COVID-19 Commemoration programme: ways to remember
Explore different ways you can commemorate COVID-19.
This page explores ways you can commemorate COVID-19. To learn about the government’s COVID-19 Commemorative programme, visit Commemorating the COVID-19 Pandemic. To find COVID-19 help and support organisations, visit COVID-19 Commemoration programme: help and support.
Take part in the COVID-19 Day of Reflection
The next Day of Reflection is Sunday 8th of March 2026.
The COVID-19 Day of Reflection has been held each year since 2021. It’s an opportunity for communities to come together in commemoration for those who lost their lives and for everyone impacted by the pandemic.

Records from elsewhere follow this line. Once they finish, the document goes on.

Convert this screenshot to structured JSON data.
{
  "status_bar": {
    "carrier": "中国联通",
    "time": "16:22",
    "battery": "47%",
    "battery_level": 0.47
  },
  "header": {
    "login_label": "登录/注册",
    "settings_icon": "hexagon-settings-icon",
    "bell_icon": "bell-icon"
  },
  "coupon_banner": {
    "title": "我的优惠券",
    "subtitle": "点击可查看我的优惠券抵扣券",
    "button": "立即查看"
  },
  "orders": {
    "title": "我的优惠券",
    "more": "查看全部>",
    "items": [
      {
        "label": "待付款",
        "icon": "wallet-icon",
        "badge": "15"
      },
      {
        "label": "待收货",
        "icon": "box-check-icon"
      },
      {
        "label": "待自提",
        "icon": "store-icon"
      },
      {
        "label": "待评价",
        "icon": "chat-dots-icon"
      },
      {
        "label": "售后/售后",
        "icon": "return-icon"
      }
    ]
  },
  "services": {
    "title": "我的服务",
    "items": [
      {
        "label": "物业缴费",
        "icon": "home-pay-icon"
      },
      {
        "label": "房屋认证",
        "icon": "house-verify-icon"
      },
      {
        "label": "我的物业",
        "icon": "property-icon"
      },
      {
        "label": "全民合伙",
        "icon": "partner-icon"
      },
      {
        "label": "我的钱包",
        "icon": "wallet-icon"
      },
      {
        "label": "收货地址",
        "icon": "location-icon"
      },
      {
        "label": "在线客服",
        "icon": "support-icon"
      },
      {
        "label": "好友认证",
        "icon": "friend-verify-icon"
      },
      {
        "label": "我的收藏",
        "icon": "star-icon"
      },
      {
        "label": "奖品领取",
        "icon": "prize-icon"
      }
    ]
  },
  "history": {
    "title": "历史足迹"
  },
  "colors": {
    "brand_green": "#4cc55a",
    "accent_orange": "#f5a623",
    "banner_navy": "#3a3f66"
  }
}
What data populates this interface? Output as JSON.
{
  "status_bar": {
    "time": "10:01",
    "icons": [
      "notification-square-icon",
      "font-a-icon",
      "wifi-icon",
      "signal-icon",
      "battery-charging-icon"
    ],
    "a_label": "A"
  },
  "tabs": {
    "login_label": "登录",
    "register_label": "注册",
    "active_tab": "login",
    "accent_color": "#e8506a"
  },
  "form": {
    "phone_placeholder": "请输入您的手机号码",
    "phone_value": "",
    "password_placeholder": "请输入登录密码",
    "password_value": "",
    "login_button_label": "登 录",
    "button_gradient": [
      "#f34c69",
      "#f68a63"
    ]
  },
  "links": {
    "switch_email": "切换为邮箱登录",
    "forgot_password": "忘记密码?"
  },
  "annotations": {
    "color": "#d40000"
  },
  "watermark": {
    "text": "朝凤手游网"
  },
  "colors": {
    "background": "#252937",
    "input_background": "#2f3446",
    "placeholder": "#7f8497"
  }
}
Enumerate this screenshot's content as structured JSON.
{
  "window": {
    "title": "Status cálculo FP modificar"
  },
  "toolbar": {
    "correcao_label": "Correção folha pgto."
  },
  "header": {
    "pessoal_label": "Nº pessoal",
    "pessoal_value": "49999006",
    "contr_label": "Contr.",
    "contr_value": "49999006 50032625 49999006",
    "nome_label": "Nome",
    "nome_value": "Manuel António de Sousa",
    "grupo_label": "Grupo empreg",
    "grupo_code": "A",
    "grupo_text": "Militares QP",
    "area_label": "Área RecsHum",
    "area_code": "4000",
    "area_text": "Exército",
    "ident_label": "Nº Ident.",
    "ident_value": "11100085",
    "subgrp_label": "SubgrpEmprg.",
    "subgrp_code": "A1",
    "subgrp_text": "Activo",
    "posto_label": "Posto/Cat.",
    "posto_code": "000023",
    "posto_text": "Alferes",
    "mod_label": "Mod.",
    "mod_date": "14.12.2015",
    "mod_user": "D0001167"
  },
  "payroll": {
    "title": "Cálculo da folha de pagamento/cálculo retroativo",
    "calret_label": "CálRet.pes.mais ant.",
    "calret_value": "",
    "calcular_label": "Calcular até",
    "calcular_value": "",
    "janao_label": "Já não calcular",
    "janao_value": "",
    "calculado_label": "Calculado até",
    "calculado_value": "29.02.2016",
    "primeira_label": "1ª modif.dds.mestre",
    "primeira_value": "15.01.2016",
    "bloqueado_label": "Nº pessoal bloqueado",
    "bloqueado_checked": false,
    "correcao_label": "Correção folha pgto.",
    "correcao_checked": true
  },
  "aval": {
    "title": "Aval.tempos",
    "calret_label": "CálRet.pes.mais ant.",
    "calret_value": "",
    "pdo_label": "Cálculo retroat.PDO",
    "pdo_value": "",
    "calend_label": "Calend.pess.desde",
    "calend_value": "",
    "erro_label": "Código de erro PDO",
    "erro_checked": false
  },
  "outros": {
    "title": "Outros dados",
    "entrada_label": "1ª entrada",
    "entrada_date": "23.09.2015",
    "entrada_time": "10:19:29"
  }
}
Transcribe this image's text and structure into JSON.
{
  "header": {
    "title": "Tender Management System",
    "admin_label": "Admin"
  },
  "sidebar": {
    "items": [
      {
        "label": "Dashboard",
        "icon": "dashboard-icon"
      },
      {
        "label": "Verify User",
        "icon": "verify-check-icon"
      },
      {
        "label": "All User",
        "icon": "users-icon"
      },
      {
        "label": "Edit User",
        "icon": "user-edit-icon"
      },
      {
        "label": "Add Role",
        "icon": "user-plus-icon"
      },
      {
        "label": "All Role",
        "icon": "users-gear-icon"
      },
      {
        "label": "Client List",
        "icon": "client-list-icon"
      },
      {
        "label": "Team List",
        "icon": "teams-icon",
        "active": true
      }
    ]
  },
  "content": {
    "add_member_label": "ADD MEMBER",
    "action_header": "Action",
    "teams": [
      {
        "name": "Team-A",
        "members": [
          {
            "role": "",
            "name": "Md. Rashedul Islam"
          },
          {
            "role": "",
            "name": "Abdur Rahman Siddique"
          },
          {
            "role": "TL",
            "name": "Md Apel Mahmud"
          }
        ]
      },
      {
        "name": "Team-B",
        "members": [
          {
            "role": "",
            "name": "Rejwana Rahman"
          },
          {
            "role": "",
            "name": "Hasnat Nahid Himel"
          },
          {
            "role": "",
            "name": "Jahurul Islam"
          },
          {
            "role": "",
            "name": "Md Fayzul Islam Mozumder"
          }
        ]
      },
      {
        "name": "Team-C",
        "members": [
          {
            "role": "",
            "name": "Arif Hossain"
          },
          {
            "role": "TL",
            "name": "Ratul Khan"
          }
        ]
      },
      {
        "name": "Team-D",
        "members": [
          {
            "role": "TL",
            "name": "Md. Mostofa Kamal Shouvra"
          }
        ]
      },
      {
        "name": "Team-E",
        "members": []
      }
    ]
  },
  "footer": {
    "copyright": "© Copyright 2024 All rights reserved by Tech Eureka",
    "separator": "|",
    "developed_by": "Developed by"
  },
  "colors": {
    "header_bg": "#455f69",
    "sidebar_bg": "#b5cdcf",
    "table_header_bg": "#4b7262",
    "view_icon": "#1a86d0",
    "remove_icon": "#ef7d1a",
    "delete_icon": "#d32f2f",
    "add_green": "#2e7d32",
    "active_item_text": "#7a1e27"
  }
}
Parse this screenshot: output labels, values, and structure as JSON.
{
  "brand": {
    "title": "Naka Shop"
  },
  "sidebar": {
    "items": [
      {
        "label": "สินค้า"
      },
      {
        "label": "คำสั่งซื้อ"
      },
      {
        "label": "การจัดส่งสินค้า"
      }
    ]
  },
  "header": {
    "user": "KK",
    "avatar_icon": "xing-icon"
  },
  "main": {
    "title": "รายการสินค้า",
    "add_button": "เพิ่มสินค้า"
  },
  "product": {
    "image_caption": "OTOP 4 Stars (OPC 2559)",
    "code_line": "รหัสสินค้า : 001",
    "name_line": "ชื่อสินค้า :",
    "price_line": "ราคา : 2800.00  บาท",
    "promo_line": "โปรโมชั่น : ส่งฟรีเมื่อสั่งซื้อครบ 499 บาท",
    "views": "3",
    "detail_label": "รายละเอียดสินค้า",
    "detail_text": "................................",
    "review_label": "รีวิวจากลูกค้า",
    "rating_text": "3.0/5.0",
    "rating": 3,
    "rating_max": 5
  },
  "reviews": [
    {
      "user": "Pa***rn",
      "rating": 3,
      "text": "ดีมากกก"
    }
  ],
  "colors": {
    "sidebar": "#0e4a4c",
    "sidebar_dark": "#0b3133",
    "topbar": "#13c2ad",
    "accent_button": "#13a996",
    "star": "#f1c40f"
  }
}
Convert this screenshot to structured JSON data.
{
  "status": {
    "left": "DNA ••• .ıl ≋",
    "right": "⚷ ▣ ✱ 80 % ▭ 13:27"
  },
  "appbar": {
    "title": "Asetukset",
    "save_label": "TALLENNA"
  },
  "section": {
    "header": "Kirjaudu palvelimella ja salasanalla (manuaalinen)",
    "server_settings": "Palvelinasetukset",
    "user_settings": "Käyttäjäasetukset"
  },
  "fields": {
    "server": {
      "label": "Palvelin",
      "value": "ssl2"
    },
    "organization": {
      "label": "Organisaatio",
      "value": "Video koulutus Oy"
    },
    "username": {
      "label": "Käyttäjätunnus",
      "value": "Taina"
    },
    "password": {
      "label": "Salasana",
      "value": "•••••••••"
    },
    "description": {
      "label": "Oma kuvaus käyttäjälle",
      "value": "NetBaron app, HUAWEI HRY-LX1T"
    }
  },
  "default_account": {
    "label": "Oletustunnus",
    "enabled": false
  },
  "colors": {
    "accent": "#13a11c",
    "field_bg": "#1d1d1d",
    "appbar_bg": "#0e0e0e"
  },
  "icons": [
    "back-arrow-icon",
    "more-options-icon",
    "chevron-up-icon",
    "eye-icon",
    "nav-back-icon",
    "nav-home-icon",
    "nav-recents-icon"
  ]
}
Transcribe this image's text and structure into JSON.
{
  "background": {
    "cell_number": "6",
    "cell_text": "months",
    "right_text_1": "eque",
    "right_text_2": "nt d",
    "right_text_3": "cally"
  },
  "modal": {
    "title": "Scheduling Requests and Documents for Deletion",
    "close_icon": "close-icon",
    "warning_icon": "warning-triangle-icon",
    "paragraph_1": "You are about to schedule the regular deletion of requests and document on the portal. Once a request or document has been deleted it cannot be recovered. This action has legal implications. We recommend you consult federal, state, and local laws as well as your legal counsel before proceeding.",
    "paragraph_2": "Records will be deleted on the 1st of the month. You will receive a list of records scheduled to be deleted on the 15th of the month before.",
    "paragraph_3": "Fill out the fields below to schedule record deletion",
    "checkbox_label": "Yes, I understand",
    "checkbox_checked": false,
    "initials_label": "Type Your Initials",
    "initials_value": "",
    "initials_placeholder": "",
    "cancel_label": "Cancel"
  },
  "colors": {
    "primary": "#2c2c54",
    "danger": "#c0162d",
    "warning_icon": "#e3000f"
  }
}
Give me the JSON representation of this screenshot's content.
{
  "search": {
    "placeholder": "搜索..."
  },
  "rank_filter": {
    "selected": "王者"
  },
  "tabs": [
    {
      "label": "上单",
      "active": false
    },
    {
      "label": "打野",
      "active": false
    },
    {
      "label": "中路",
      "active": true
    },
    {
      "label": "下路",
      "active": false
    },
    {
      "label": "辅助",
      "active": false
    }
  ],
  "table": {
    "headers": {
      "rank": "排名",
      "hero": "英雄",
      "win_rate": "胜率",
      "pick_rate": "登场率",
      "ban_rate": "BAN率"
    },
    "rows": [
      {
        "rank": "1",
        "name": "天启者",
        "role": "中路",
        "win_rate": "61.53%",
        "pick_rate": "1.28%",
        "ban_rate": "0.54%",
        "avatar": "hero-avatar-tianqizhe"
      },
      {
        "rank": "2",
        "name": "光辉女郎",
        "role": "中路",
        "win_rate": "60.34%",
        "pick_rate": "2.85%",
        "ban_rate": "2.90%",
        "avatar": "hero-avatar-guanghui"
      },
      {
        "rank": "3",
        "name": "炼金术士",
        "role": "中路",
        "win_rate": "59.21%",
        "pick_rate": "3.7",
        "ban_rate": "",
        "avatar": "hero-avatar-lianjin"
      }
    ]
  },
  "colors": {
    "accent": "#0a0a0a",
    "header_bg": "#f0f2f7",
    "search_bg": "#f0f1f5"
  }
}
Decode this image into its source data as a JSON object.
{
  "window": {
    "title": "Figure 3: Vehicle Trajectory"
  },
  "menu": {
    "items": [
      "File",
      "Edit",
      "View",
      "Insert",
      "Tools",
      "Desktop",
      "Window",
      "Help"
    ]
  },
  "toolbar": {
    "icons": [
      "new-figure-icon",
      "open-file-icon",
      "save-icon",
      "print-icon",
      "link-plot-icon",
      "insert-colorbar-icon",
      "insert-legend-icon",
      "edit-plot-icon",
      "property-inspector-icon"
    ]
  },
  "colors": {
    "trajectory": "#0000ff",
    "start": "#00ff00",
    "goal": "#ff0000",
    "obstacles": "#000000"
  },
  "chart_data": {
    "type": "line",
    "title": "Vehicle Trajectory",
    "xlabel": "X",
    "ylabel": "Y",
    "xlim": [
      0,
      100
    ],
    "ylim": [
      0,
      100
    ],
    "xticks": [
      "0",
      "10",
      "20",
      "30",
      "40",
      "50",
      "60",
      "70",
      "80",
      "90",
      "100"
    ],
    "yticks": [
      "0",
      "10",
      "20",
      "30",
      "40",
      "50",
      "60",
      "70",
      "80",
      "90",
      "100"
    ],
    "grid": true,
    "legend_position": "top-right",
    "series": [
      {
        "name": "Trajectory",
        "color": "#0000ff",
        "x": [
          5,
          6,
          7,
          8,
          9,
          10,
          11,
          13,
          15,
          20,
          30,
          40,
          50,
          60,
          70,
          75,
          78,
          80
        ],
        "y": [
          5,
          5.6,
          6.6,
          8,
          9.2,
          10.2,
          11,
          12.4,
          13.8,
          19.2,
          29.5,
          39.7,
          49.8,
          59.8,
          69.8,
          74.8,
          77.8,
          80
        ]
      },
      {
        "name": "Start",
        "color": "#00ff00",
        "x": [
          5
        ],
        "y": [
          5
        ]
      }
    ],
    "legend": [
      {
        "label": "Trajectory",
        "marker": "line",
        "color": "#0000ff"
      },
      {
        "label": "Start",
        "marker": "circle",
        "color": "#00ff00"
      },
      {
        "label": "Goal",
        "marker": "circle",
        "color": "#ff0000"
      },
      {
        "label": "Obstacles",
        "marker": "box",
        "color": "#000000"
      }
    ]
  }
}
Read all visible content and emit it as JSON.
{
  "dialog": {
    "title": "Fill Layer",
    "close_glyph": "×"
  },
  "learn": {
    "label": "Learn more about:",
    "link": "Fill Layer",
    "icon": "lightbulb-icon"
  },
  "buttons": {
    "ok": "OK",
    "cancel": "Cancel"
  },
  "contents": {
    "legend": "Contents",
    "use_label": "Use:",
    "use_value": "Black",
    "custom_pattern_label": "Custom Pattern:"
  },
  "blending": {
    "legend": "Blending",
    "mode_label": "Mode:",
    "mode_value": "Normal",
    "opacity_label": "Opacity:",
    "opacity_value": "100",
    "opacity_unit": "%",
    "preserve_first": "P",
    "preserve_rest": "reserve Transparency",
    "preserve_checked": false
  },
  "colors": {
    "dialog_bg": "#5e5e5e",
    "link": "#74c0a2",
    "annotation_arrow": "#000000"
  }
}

You can hear more about why groups and individuals mark the Day of Reflection in the Behind the Hearts video series.
Find a COVID-19 memorial
To help you find your nearest memorial, a list of COVID-19 memorials organised by geographic region and a COVID-19 memorials map have been developed. This map and list may not currently include every COVID-19 related memorial. Memorials will continue to be added to the map and list.
The National Covid Memorial Wall
The National Covid Memorial Wall in London was founded in 2021 by the COVID-19 Bereaved Families for Justice.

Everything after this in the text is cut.